The expected 6% growth in 2019 aligns with the 5.5% to 7% trend over the past five years—a welcome change from the double-digit spikes in the 2000s—but higher costs haven’t translated to similar gains in consumers’ health and productivity, said PricewaterhouseCoopers researchers who studied employer-sponsored healthcare spending.
Expensive new medical services and drugs and market consolidation are driving higher costs, said Barbara Gniewek, a health services principal at PwC. “It looks like costs are stabilizing, but they are still going up at a rate above inflation,” she said.
“They are still increasing at an uncontrolled level and are ultimately unsustainable.”
As health systems consolidate and snap up physician practices, prices typically rise through facility fees and other fixed costs, according to the report.
Providers, employers and health plans are offering consumers new access to care through telehealth, retail and urgent-care clinics. The long-term goal is to decrease spending, but better access often leads to higher utilization in the short-term, PwC researchers said.
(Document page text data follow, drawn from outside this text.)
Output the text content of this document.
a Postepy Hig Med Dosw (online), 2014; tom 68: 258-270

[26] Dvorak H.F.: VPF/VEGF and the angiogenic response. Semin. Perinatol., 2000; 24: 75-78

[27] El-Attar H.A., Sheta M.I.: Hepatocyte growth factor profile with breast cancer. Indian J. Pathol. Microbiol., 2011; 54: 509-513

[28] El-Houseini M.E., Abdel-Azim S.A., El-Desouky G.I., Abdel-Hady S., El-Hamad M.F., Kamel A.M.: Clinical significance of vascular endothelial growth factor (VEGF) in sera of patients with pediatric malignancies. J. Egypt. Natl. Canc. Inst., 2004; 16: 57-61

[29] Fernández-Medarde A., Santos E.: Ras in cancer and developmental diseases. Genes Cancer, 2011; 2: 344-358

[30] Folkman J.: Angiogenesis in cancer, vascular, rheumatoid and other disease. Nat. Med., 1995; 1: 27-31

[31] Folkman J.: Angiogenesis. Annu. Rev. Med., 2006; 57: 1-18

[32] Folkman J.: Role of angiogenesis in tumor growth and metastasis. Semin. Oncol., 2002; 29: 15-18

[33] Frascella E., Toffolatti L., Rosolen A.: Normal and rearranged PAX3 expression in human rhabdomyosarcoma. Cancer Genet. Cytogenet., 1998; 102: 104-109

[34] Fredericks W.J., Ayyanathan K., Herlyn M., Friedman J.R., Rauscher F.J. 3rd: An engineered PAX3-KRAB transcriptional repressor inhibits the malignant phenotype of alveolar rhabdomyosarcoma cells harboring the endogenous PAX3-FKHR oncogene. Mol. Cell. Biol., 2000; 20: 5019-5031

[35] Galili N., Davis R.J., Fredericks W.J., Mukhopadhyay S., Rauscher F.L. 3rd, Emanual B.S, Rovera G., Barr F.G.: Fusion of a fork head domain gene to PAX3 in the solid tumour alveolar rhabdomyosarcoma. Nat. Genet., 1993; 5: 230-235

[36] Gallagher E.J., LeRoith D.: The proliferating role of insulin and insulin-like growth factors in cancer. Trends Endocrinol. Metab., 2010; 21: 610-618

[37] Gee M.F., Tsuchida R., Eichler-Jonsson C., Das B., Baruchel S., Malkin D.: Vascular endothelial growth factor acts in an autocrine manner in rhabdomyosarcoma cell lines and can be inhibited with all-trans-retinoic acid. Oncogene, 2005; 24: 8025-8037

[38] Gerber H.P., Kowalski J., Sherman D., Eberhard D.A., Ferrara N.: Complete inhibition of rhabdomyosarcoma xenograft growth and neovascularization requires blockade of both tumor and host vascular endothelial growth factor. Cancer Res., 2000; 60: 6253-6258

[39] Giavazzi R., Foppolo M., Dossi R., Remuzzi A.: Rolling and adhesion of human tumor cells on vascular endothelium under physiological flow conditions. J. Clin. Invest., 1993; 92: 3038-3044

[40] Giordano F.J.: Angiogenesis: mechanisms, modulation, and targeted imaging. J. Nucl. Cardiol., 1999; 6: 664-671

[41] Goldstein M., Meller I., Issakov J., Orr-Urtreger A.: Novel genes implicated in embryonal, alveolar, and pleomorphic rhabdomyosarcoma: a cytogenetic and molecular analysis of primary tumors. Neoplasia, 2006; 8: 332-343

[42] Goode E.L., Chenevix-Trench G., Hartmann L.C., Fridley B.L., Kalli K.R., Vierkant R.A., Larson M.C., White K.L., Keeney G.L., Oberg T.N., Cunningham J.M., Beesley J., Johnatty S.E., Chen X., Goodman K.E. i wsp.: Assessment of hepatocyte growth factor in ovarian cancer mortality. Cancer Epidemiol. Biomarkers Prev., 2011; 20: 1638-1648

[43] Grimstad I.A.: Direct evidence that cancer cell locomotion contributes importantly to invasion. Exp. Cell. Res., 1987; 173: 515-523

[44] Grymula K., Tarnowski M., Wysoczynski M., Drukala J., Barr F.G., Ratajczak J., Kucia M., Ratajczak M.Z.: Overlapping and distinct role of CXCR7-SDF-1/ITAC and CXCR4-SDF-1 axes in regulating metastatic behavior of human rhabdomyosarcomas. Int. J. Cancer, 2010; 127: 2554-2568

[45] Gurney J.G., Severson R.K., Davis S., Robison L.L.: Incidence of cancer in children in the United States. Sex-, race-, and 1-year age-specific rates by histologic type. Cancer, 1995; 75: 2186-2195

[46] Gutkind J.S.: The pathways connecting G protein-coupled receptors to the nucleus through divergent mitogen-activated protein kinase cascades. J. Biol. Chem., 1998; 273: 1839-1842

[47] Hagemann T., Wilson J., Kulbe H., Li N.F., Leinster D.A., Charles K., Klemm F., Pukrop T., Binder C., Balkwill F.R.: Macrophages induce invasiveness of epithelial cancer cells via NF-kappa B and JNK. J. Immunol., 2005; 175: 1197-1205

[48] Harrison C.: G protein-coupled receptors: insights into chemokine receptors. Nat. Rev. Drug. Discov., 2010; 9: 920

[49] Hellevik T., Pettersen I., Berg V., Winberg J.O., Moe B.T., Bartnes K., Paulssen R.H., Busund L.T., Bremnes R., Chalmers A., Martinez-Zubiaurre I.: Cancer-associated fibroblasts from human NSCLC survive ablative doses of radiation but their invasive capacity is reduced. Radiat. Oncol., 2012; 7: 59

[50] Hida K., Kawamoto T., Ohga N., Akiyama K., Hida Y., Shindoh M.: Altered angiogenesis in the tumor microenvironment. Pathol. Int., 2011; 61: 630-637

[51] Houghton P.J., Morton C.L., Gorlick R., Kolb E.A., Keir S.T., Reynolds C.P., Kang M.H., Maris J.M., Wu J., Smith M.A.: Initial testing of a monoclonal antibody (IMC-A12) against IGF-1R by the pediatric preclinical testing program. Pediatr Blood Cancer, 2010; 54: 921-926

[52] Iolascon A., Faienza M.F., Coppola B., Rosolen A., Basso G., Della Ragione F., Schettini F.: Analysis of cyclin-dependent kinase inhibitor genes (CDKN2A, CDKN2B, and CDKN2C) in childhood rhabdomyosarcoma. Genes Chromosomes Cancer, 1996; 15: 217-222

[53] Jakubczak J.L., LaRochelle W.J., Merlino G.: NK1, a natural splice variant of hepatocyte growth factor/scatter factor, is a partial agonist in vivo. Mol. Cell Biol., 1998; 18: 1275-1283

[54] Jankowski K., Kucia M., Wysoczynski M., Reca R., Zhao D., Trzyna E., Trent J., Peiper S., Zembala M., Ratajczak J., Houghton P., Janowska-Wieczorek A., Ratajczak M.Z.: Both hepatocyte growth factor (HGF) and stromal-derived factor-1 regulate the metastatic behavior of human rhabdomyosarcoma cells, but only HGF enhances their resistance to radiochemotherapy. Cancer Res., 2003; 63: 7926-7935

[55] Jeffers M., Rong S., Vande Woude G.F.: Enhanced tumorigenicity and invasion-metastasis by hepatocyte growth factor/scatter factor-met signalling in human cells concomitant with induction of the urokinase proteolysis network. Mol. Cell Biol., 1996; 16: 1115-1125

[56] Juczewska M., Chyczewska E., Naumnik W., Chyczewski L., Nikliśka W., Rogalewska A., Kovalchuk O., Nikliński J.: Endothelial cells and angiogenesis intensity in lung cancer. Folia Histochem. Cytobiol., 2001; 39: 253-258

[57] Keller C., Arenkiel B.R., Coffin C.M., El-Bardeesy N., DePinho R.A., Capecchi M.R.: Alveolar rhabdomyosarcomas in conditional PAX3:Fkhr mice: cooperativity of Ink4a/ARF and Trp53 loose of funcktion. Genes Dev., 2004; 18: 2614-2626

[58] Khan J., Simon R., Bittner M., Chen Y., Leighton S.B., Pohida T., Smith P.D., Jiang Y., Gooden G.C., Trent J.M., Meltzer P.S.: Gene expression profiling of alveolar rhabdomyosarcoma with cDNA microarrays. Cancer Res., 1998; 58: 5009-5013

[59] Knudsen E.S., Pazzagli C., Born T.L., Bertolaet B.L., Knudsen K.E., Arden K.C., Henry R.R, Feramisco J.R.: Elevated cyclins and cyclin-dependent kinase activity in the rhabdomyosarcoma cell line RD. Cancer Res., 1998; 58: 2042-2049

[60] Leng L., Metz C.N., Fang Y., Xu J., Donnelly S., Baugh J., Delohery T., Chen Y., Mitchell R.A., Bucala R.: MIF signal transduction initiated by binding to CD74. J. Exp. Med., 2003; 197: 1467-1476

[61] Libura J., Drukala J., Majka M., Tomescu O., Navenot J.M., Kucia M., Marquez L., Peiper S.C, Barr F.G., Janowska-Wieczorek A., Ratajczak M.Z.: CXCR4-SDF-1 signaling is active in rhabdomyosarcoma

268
“There’s no question that it’s critical to have more access points, but there’s also a risk that additional access will lead to a lot of unnecessary care,” said Ryan Schmid, CEO of Vera Whole Health, which contracts directly with employers for primary-care services. “You have to align financial incentives.”
Vera Whole Health has been expanding its direct primary-care model that aims to manage supply chain costs, perform routine care in lower-cost settings and refer consumers to the highest-quality, lowest-cost providers.
The Seattle-based company’s growth is one indication that employers are stepping in to try to bend the cost curve.
To continue to drive costs down, employers and health plans likely will have to tackle prices—and not just drug prices, according to the report, which used data from industry executives, health policy experts and health plan actuaries whose companies cover more than 75 million employer-sponsored members.